La notion de la contagion ouvre une voie de compréhension qui éclaire, sans la réduire, la complexité du geste suicidaire. Mobilisant la psychologie, la sociologie et les sciences de la communication, elle postule le rôle central de l’identification comme lien social fondamental qui, lorsqu’il est mis à l’épreuve du suicide, risque de conduire les plus vulnérables à l’imitation du geste fatal.
Stratégies de prévention
C’est l’angle d’approche qu’a choisi le programme national Papageno (du nom du personnage de l’opéra de Mozart La Flûte enchantée) pour penser et mettre en œuvre sa stratégie multimodale et intégrée de prévention. Missionnée par la direction générale de la santé depuis 2015, l’équipe porte sur le territoire des actions synergiques impliquant des acteurs aussi divers que des journalistes, des étudiants en journalisme et en psychiatrie, des professionnels de santé mentale, des responsables d’institutions, des contributeurs du Web et des citoyens volontaires.

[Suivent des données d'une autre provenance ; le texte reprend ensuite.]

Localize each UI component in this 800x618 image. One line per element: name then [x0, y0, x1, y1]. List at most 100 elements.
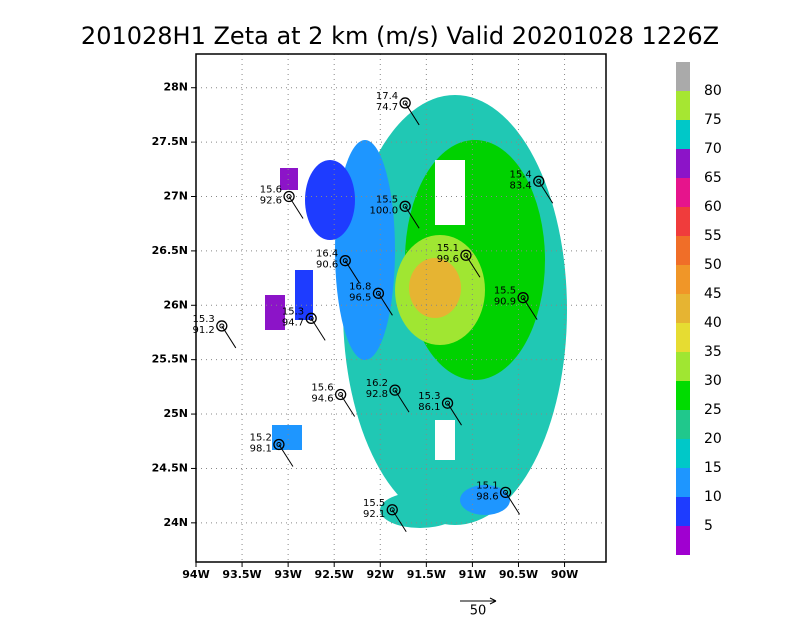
colorbar-label: 20	[704, 431, 722, 447]
station-label: 16.8	[349, 281, 371, 292]
station-label: 94.6	[311, 393, 333, 404]
y-tick-label: 26.5N	[152, 244, 188, 257]
colorbar-segment	[676, 149, 690, 178]
station-label: 98.1	[250, 444, 272, 455]
station-dot	[338, 391, 344, 397]
colorbar-segment	[676, 294, 690, 323]
wind-barb	[340, 394, 356, 417]
stations: 17.474.715.692.6 15.5100.015.483.415.199.…	[193, 91, 554, 533]
station	[335, 388, 347, 401]
colorbar-segment	[676, 62, 690, 91]
wind-barb	[465, 254, 481, 278]
station	[386, 504, 398, 516]
wind-barb	[344, 260, 360, 283]
station	[305, 312, 317, 324]
station-dot	[342, 258, 348, 264]
wind-barb	[288, 196, 304, 219]
station-label: 92.8	[366, 389, 388, 400]
station-label: 90.9	[494, 297, 516, 308]
station-label: 96.5	[349, 292, 371, 303]
y-tick-label: 26N	[163, 298, 188, 311]
colorbar: 80 75 70 65 60 55 50 45 40 35 30 25 20 15 10 5	[676, 62, 722, 555]
colorbar-segment	[676, 468, 690, 497]
station	[517, 292, 529, 304]
station-label: 15.3	[418, 391, 440, 402]
reference-label: 50	[470, 604, 487, 618]
colorbar-segment	[676, 236, 690, 265]
colorbar-label: 15	[704, 460, 722, 476]
station-label: 90.6	[316, 260, 338, 271]
map-frame	[195, 53, 607, 563]
station-label: 86.1	[418, 402, 440, 413]
station-label: 100.0	[370, 205, 399, 216]
station-label: 15.5	[376, 194, 398, 205]
colorbar-segment	[676, 207, 690, 236]
colorbar-label: 65	[704, 170, 722, 186]
station-label: 15.4	[509, 169, 531, 180]
station	[399, 200, 411, 212]
station-dot	[389, 507, 395, 513]
colorbar-label: 80	[704, 83, 722, 99]
radar-field	[265, 95, 567, 528]
colorbar-label: 5	[704, 518, 713, 534]
wind-barb	[522, 297, 538, 320]
colorbar-label: 45	[704, 286, 722, 302]
x-tick-label: 91.5W	[407, 568, 446, 581]
x-tick-label: 92.5W	[315, 568, 354, 581]
x-tick-label: 91W	[459, 568, 486, 581]
colorbar-label: 60	[704, 199, 722, 215]
station-label: 15.1	[476, 480, 498, 491]
station-label: 92.6	[260, 196, 282, 207]
wind-barb	[310, 318, 326, 341]
station-label: 99.6	[437, 254, 459, 265]
wind-barb	[278, 444, 294, 467]
colorbar-segment	[676, 323, 690, 352]
station-label: 83.4	[509, 180, 531, 191]
station	[372, 287, 385, 299]
x-tick-label: 93W	[274, 568, 301, 581]
title: 201028H1 Zeta at 2 km (m/s) Valid 202010…	[81, 22, 719, 50]
colorbar-segment	[676, 439, 690, 468]
station-label: 15.6	[311, 382, 333, 393]
colorbar-label: 30	[704, 373, 722, 389]
wind-barb	[378, 293, 393, 316]
wind-barb	[404, 206, 420, 229]
y-tick-label: 25.5N	[152, 353, 188, 366]
y-tick-label: 27N	[163, 190, 188, 203]
colorbar-label: 55	[704, 228, 722, 244]
colorbar-segment	[676, 526, 690, 555]
station-dot	[402, 100, 408, 106]
x-tick-label: 92W	[367, 568, 394, 581]
station	[460, 249, 472, 261]
colorbar-label: 50	[704, 257, 722, 273]
station-dot	[503, 489, 509, 495]
station-dot	[520, 295, 526, 301]
x-tick-label: 90.5W	[499, 568, 538, 581]
station-dot	[463, 252, 469, 258]
colorbar-segment	[676, 91, 690, 120]
wind-barb	[447, 402, 462, 426]
colorbar-label: 75	[704, 112, 722, 128]
wind-barb	[221, 325, 237, 349]
y-tick-label: 25N	[163, 407, 188, 420]
station-label: 15.6	[260, 185, 282, 196]
colorbar-label: 40	[704, 315, 722, 331]
station-label: 15.3	[193, 314, 215, 325]
station-dot	[286, 194, 292, 200]
station-label: 16.4	[316, 249, 338, 260]
colorbar-segment	[676, 410, 690, 439]
station-label: 16.2	[366, 378, 388, 389]
station-dot	[536, 178, 542, 184]
station-dot	[308, 315, 314, 321]
wind-barb	[394, 389, 410, 413]
station	[339, 255, 351, 267]
colorbar-segment	[676, 352, 690, 381]
wind-barb	[538, 181, 554, 204]
colorbar-segment	[676, 381, 690, 410]
colorbar-label: 10	[704, 489, 722, 505]
y-tick-label: 24.5N	[152, 461, 188, 474]
station	[273, 438, 285, 451]
station-label: 92.1	[363, 509, 385, 520]
wind-barb	[505, 492, 520, 515]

Son intervention s’articule en deux axes : rendre plus responsables (c’est-à-dire moins empreintes d’idées reçues et de détails à risque d’imitation) les informations massivement diffusées au sujet du suicide, et déployer des actions de prévention dans les communautés, les institutions ou les lieux publics touchés par un tel drame.

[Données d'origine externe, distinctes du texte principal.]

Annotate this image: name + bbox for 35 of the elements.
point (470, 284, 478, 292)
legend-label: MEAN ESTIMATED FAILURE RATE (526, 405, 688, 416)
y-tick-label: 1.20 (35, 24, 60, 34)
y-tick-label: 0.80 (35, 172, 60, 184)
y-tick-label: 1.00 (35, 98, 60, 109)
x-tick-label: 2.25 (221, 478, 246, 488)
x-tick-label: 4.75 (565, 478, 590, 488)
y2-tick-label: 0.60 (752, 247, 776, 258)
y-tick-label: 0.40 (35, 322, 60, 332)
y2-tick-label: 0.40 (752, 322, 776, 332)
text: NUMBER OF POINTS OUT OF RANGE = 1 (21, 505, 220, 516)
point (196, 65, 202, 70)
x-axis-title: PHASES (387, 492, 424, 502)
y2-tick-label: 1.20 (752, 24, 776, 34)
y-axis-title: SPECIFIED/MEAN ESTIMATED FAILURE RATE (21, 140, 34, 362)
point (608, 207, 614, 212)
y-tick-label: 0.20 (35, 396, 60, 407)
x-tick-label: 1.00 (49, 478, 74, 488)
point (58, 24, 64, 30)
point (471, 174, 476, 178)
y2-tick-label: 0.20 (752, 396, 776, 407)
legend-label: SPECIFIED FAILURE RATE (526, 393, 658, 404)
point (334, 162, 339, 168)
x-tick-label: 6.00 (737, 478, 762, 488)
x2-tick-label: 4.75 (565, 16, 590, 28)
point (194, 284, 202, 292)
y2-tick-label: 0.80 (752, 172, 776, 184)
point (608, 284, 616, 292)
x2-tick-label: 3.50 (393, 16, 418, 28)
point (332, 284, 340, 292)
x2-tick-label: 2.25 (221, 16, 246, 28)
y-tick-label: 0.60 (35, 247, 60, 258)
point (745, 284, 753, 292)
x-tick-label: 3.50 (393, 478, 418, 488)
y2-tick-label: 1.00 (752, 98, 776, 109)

Mais l’identification ne se résume pas à ses formes pathologiques. Il s’agit avant tout d’un processus psychologique central dans le développement de chacun. Mobilisée au cœur des relations interpersonnelles, elle fait le socle des programmes de prévention fondés sur l’éthique de l’inquiétude, tel que le dispositif national VigilanS qui vise à tisser un réseau de veille autour des personnes ayant fait une tentative de suicide. D’où le deuxième pan de la stratégie de Papageno : renverser l’identification à risque au profit d’une identification protectrice en promouvant l’entraide, le souci de l’autre et l’accès au soin. Plus encore que de limiter la contagion suicidaire, Papageno aspire donc à la prendre à revers, à la devancer en faisant de la prévention du suicide une responsabilité collective.
L’équipe Papageno : docteurs Charles-Edouard Notredame et Pierre Grandgenèvre, psychiatres, CHU de Lille, membres du Groupement d’études et prévention du suicide ; Nathalie Pauwels, chargée de communication, Fédération régionale de recherche en psychiatrie et santé mentale Hauts-de-France.